Lomé, le 06 février 1914 suite à l'arrêté du
24 décembre passé.
Durchbach refuse de porter tout autre nom. Il veut
abandonner son poste chez Bödecker & Meyer et émigrer, si l'on
ne lui permet pas de continuer de porter le nom `' Durchbach» auquel il
pense - à tort - avoir droit. Pour tout changement à ce propos,
il reste inflexible. Avant son voyage sur l'Allemagne, le responsable de la
firme Bödecker & Meyer, le commerçant Fette, s'est
adressé à moi à ce sujet et à déclaré
qu'il était d'une grande importance pour la firme de garder Durchbach.
J'ai informé Fette, que le gouvernement impérial pourrait
peut-être permettre à Durchbach, à titre exceptionnel, de
continuer de porter le nom, à la condition particulière, qu'il
soit prouvé qu'aucun membre du feu commerçant Durchbach ne soit
plus vivant, ou le cas échéant, que tout descendant de Durchbach
encore vivant donne son accord. Fette veut pour cela recueillir des
informations en Allemagne et faire part de ses résultats.
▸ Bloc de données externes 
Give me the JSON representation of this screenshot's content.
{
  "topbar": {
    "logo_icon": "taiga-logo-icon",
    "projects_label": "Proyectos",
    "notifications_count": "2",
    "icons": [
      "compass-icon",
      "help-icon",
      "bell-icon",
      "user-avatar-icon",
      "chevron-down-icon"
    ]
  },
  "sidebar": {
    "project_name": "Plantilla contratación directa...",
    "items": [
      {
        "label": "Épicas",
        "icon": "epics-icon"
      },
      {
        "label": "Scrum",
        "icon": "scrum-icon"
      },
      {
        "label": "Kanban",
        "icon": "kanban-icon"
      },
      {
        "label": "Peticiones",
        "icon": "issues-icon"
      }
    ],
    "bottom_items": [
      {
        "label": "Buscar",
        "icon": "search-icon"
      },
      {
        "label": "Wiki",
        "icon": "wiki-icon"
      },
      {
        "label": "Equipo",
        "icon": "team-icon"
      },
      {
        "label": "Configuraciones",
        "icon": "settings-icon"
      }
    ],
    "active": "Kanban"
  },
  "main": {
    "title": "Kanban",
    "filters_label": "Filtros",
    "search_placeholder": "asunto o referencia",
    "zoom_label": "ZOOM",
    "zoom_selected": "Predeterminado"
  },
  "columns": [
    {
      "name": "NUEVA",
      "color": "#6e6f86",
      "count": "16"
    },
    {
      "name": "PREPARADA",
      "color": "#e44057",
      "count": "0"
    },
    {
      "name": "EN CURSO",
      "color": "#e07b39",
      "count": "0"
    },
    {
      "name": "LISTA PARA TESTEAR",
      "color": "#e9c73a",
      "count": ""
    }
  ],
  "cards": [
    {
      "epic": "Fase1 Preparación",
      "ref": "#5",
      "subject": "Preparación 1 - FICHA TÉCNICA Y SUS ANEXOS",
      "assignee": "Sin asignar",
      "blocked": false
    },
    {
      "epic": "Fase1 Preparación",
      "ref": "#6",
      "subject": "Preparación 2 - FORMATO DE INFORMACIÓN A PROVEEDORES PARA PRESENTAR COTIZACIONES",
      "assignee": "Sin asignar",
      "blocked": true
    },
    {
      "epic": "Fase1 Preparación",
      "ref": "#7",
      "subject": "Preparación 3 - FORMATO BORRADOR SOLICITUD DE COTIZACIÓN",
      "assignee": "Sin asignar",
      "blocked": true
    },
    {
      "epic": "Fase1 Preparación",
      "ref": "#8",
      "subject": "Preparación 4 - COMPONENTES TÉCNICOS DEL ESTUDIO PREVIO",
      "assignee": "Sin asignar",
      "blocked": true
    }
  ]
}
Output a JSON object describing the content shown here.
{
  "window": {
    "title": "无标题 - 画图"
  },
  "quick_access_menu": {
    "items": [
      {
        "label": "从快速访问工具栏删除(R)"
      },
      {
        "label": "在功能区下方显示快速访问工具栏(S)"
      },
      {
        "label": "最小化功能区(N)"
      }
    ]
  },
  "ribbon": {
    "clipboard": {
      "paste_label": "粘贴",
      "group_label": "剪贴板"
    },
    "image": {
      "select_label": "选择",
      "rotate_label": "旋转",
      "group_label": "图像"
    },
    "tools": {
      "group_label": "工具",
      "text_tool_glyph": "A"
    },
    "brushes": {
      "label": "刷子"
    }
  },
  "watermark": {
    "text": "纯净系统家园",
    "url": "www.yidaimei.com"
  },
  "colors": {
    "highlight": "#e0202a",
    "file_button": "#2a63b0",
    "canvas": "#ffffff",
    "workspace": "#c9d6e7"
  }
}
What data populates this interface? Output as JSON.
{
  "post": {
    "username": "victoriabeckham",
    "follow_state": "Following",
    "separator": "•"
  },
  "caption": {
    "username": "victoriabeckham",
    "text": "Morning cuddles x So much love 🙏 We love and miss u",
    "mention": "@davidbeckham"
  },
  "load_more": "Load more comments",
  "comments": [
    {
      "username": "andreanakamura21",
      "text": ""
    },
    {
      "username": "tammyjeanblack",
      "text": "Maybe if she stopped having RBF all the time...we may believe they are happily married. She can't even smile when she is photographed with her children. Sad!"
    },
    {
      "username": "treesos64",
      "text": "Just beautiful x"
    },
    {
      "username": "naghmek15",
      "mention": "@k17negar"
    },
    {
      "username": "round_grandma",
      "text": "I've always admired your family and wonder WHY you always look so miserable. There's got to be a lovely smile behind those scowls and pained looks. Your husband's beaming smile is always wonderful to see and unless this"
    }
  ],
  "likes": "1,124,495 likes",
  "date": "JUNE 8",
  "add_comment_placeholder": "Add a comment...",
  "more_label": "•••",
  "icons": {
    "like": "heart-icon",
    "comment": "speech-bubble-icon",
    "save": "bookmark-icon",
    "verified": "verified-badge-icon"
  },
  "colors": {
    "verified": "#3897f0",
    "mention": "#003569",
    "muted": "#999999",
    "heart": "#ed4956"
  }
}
Je propose très respectueusement qu'en attendant
d'avoir ces résultats, la décision dans l'affaire soit suspendue
et que le requérant continue provisoirement de porter le
nom.
Clausnitzer 5/II (1914)
Note : J'accepte cette proposition. Une nouvelle
présentation sera faite à l'arrivée de M. Fette. Le
gouverneur Duc de Mecklenburg.
P.291 : `'Bödecker & Meyer. Hamburg, le 9 mars
1914
Au Chef de district de Lomé,
J'ai pu constater que le commerçant Durchbach
est décédé il y a plusieurs années à Altona.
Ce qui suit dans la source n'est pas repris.